The facility, he said, is already online regarding medical e-records. However, he said if the hospital needs to migrate a database, it would have to hire local or stateside companies that represent a burden when it comes to costs.
“We have to try to maximize what we have and I see an opportunity in this expo to be able to make arrangements with companies that have worked with U.S.-based standards,” he said. “I’m not in urgent need to establish anything, but rather to find opportunities to open that supplier base. Colombia is a good prospect for that.”
Guzmán also noted that Puerto Rican companies would be smart to check out the benefits available through the Free Trade Agreements in place with the U.S. and Canada — which include the island — to do business easily with Colombian providers.
“Few people in Puerto Rico know there’s an FTA between Colombia and the U.S., which includes us. They’re close, they speak Spanish, so doing business is easy,” he said.

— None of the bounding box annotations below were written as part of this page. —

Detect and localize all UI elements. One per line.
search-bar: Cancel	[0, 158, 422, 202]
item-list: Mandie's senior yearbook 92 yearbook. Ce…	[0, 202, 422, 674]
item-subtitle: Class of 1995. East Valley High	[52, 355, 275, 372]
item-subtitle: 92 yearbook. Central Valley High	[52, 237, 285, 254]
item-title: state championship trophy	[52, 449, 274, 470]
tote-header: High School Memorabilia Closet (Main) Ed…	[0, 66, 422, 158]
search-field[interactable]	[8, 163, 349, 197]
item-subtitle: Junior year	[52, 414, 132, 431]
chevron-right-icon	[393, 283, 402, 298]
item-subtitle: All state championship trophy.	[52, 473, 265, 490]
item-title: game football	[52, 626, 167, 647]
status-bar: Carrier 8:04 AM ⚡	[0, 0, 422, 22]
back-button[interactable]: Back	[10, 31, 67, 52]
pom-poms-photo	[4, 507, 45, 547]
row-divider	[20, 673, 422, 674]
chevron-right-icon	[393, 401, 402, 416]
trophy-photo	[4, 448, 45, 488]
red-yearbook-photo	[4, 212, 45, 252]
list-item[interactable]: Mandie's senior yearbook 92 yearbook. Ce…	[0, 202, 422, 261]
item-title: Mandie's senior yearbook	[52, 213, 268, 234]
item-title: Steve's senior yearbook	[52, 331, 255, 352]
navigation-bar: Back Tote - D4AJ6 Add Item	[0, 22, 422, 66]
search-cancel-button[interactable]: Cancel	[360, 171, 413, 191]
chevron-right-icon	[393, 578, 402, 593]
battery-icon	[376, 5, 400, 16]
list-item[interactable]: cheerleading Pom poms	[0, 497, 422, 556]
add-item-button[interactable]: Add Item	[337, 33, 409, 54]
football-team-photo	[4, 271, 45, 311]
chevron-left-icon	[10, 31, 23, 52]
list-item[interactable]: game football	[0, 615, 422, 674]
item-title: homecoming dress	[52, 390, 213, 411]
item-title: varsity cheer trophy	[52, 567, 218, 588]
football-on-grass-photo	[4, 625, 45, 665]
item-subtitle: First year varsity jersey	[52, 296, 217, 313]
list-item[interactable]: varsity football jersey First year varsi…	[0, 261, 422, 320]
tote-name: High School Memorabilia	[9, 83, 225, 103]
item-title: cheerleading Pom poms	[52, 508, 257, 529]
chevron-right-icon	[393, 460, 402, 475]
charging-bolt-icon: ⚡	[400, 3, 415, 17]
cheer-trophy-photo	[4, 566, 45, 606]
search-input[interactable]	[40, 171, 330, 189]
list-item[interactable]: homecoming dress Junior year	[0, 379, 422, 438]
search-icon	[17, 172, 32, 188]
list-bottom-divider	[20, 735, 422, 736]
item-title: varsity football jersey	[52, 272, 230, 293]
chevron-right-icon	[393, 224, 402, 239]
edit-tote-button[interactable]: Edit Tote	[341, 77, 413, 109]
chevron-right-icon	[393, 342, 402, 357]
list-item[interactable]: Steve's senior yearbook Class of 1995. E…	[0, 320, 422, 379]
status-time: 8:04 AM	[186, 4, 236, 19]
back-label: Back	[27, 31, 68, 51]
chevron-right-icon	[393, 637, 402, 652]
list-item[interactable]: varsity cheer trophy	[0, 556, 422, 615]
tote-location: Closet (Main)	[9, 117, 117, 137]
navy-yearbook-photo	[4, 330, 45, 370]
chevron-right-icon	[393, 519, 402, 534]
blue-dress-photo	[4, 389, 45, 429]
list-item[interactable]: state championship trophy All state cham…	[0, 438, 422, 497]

‘Colombia Bring IT on’ campaign
Following the matchmaking event, Proexport unveiled its newest campaign aimed at promoting the growth of the country’s technology sector in the international market and raising awareness around Colombia’s competitive advantages in the industry, known as “Colombia Bring IT On.”
“With the rapid growth of Latin America’s technology industry, Colombia has successfully established itself as a major player, particularly in the IT services, software and digital content sectors,” said Maria Claudia Lacouture, president of Proexport Colombia.
“With competitive advantages including our highly skilled, flexible workforce and government support in the form of state policies that strengthen the sector, there are significant opportunities for those interested in partnering with and investing in Colombia’s IT industry,” she said.
Meanwhile, Colombia’s Information Technology and Communications Minister, Diego Molano-Vega, said the government expects the sector’s figures presented in 2013 to triple by 2018.
“For perspective, in 2013 we had 1,800 registered software development and IT service companies, and their sales totaled nearly $3.2 billion,” he said during the presentation.
Within the country, demand for services such as business risk management and supply chain management solutions from the telecommunications, banking and financial services, government and manufacturing industries “has contributed to the maturity of Colombia’s IT industry, now in a prime position for foreign investment,” he added.
Colombia is Latin America’s third largest economy, after Mexico and Brazil, according to Capital Economics, a research firm.